Special Guest Post from my mentee SW
After reviewing today’s work, I found myself in a situation where I tend to initiate trades with “bad habits within good habits”, which defeats the purpose of having good habits.
What does that mean? In terms of having good habits, I tend to set alerts at great prices and levels which provide excellent R/R entries. However, in terms of bad habits, my mind is so occupied in the direction when buying pullbacks and shorting pops.
In combination, “bad habits within good habits” means entering position at excellent R/R entries when the trend has already reversed.
Let’s take KR into example for a trade I made today (see attachment).
As demonstrated in KR, I wrote this in my journal:
Don’t short after intraday reversal. Held offer in the morning doesn’t mean it will hold again in the afternoon. If price gets there again, it’s probably not weak anymore. Rather, look for a failure of that price for a safer, easier short.
Having good habits is great for trading, but having bad habits within good habits can make trading so much harder.
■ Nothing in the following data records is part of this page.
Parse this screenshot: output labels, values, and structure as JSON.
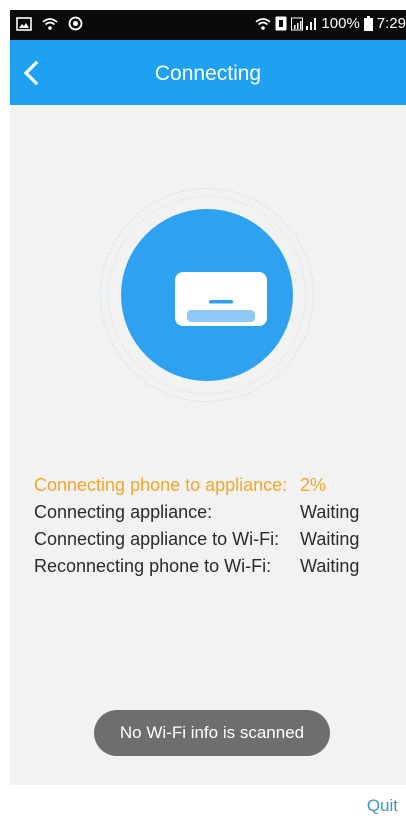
{
  "status_bar": {
    "battery": "100%",
    "time": "7:29",
    "icons": [
      "image-icon",
      "wifi-icon",
      "sync-icon",
      "wifi-icon",
      "sim-icon",
      "signal-icon",
      "battery-icon"
    ]
  },
  "header": {
    "title": "Connecting",
    "back_icon": "chevron-left-icon",
    "background": "#1ea1f1"
  },
  "device": {
    "icon": "air-conditioner-icon",
    "circle_color": "#2ea1f0"
  },
  "steps": [
    {
      "label": "Connecting phone to appliance:",
      "status": "2%",
      "color": "#f4a62a"
    },
    {
      "label": "Connecting appliance:",
      "status": "Waiting"
    },
    {
      "label": "Connecting appliance to Wi-Fi:",
      "status": "Waiting"
    },
    {
      "label": "Reconnecting phone to Wi-Fi:",
      "status": "Waiting"
    }
  ],
  "toast": {
    "message": "No Wi-Fi info is scanned"
  },
  "footer": {
    "quit_label": "Quit"
  }
}
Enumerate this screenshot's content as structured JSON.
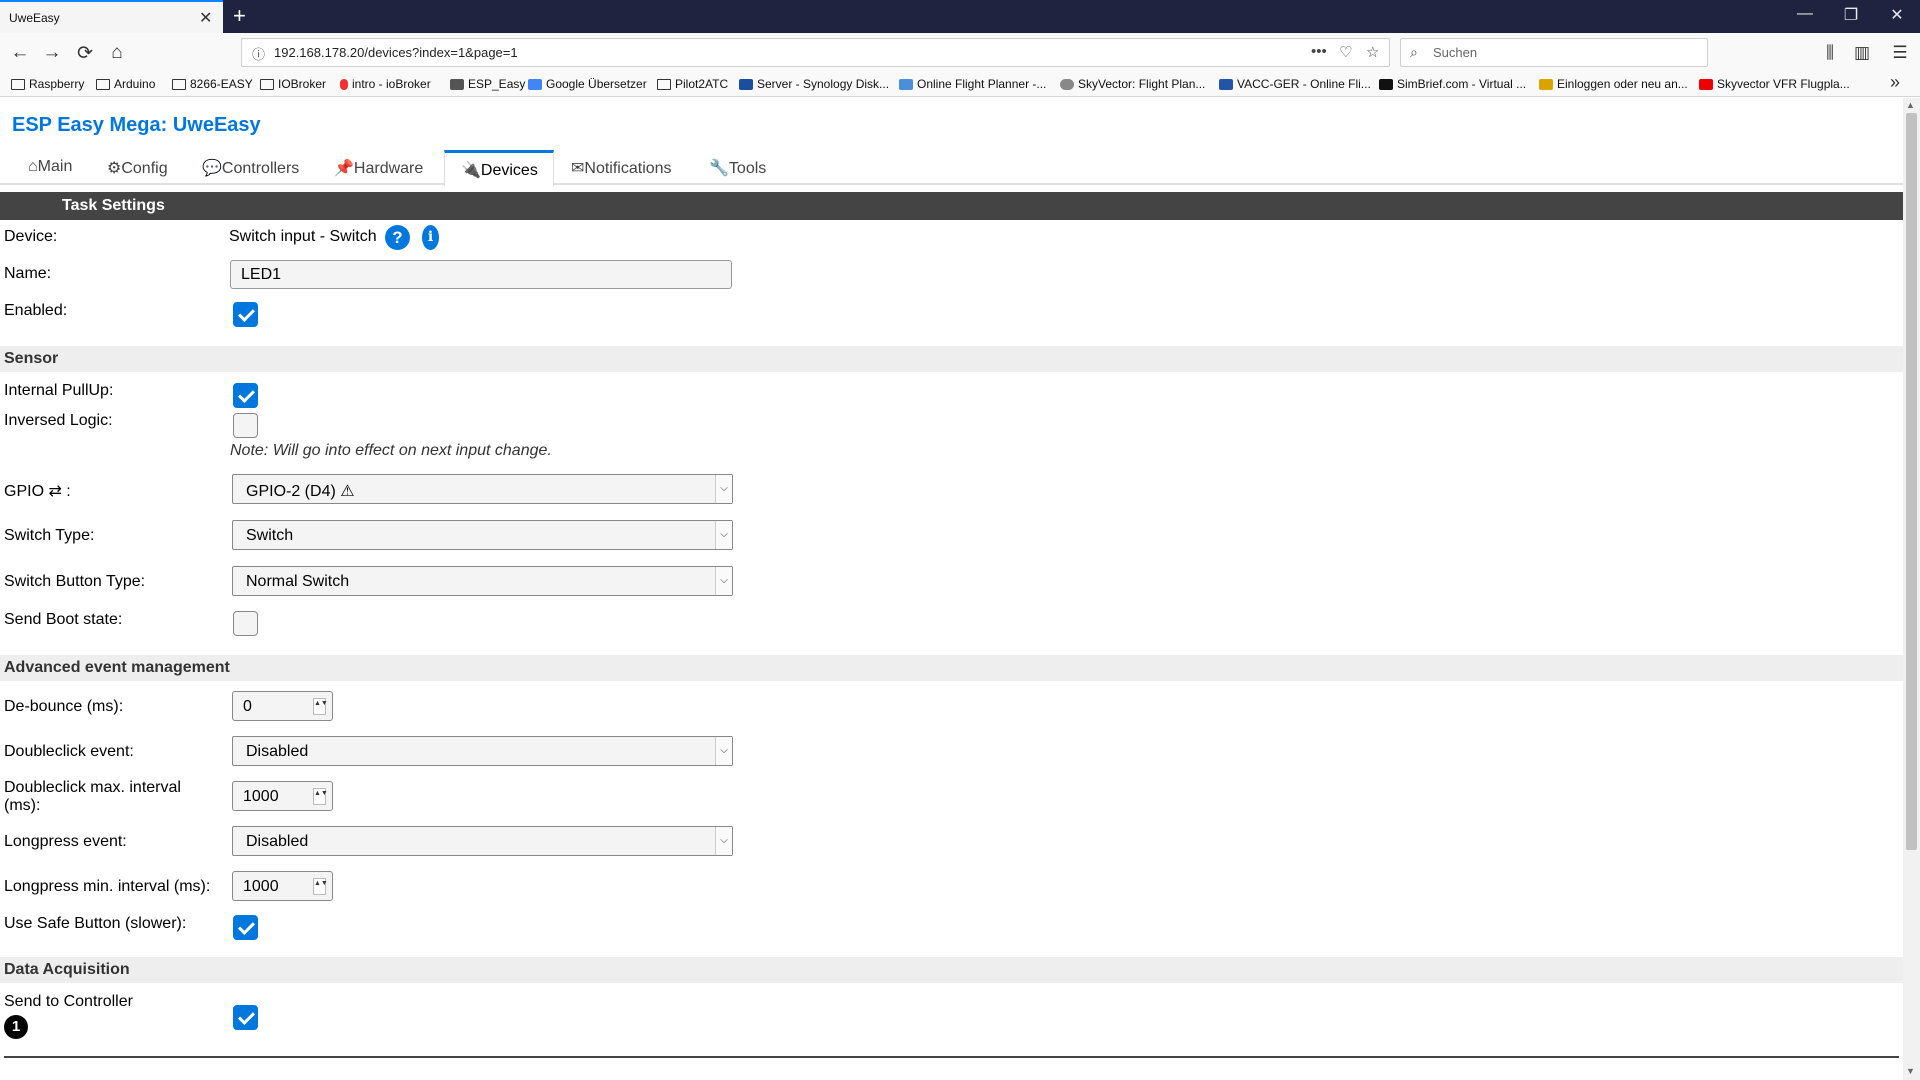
{
  "browser": {
    "tab_title": "UweEasy",
    "tab_close": "✕",
    "new_tab": "+",
    "url": "192.168.178.20/devices?index=1&page=1",
    "search_placeholder": "Suchen",
    "window_minimize": "—",
    "window_restore": "❐",
    "window_close": "✕",
    "nav_back": "←",
    "nav_forward": "→",
    "nav_reload": "⟳",
    "nav_home": "⌂",
    "page_actions": "•••",
    "pocket": "♡",
    "star": "☆",
    "library": "⫼",
    "sidebar": "▥",
    "menu": "☰",
    "search_glyph": "⌕",
    "info_glyph": "ⓘ",
    "more_bookmarks": "»",
    "bookmarks": [
      {
        "label": "Raspberry",
        "icon": "folder-icon"
      },
      {
        "label": "Arduino",
        "icon": "folder-icon"
      },
      {
        "label": "8266-EASY",
        "icon": "folder-icon"
      },
      {
        "label": "IOBroker",
        "icon": "folder-icon"
      },
      {
        "label": "intro - ioBroker",
        "icon": "iobroker-icon"
      },
      {
        "label": "ESP_Easy",
        "icon": "espeasy-icon"
      },
      {
        "label": "Google Übersetzer",
        "icon": "translate-icon"
      },
      {
        "label": "Pilot2ATC",
        "icon": "folder-icon"
      },
      {
        "label": "Server - Synology Disk...",
        "icon": "synology-icon"
      },
      {
        "label": "Online Flight Planner -...",
        "icon": "flightplanner-icon"
      },
      {
        "label": "SkyVector: Flight Plan...",
        "icon": "skyvector-icon"
      },
      {
        "label": "VACC-GER - Online Fli...",
        "icon": "vacc-icon"
      },
      {
        "label": "SimBrief.com - Virtual ...",
        "icon": "simbrief-icon"
      },
      {
        "label": "Einloggen oder neu an...",
        "icon": "login-icon"
      },
      {
        "label": "Skyvector VFR Flugpla...",
        "icon": "youtube-icon"
      }
    ]
  },
  "app": {
    "title": "ESP Easy Mega: UweEasy",
    "menu": [
      {
        "label": "⌂Main"
      },
      {
        "label": "⚙Config"
      },
      {
        "label": "💬Controllers"
      },
      {
        "label": "📌Hardware"
      },
      {
        "label": "🔌Devices"
      },
      {
        "label": "✉Notifications"
      },
      {
        "label": "🔧Tools"
      }
    ]
  },
  "task": {
    "header": "Task Settings",
    "device_label": "Device:",
    "device_value": "Switch input - Switch",
    "help_glyph": "?",
    "info_glyph": "i",
    "name_label": "Name:",
    "name_value": "LED1",
    "enabled_label": "Enabled:"
  },
  "sensor": {
    "header": "Sensor",
    "pullup_label": "Internal PullUp:",
    "inversed_label": "Inversed Logic:",
    "note": "Note: Will go into effect on next input change.",
    "gpio_label": "GPIO ⇄ :",
    "gpio_value": "GPIO-2 (D4) ⚠",
    "switch_type_label": "Switch Type:",
    "switch_type_value": "Switch",
    "button_type_label": "Switch Button Type:",
    "button_type_value": "Normal Switch",
    "boot_state_label": "Send Boot state:"
  },
  "advanced": {
    "header": "Advanced event management",
    "debounce_label": "De-bounce (ms):",
    "debounce_value": "0",
    "doubleclick_label": "Doubleclick event:",
    "doubleclick_value": "Disabled",
    "dc_interval_label_1": "Doubleclick max. interval",
    "dc_interval_label_2": "(ms):",
    "dc_interval_value": "1000",
    "longpress_label": "Longpress event:",
    "longpress_value": "Disabled",
    "lp_interval_label": "Longpress min. interval (ms):",
    "lp_interval_value": "1000",
    "safe_button_label": "Use Safe Button (slower):"
  },
  "acquisition": {
    "header": "Data Acquisition",
    "send_label": "Send to Controller",
    "controller_number": "1"
  },
  "spin_glyph": "▲▼",
  "select_arrow": "⌵"
}
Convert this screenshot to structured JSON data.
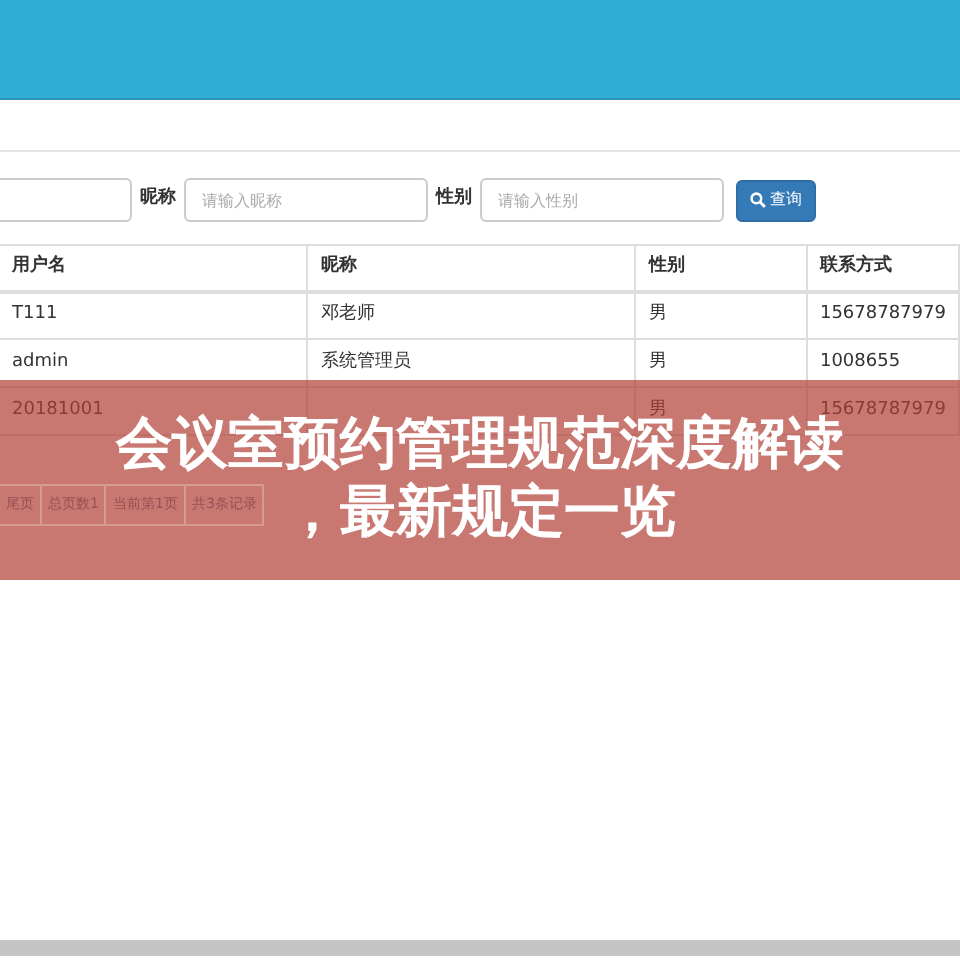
{
  "search": {
    "cut_field": true,
    "fields": [
      {
        "label": "昵称",
        "placeholder": "请输入昵称"
      },
      {
        "label": "性别",
        "placeholder": "请输入性别"
      }
    ],
    "button": "查询"
  },
  "table": {
    "columns": [
      "用户名",
      "昵称",
      "性别",
      "联系方式"
    ],
    "rows": [
      [
        "T111",
        "邓老师",
        "男",
        "15678787979"
      ],
      [
        "admin",
        "系统管理员",
        "男",
        "1008655"
      ],
      [
        "20181001",
        "",
        "男",
        "15678787979"
      ]
    ]
  },
  "pagination": [
    "尾页",
    "总页数1",
    "当前第1页",
    "共3条记录"
  ],
  "banner": {
    "title_lines": [
      "会议室预约管理规范深度解读",
      "，最新规定一览"
    ]
  }
}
This must be remembered.
You can be better tomorrow than you are today!
Mike Bellafiore
No relevant positions
3 Comments on “Bad Habits Within Good Habits”
the devil is in the details and price is a very important detail. review your annotations again but closely this time.
great post! it’s always better to admit your mistakes than hiding them.
I can never remember the good habits. No problem remembering the bad ones.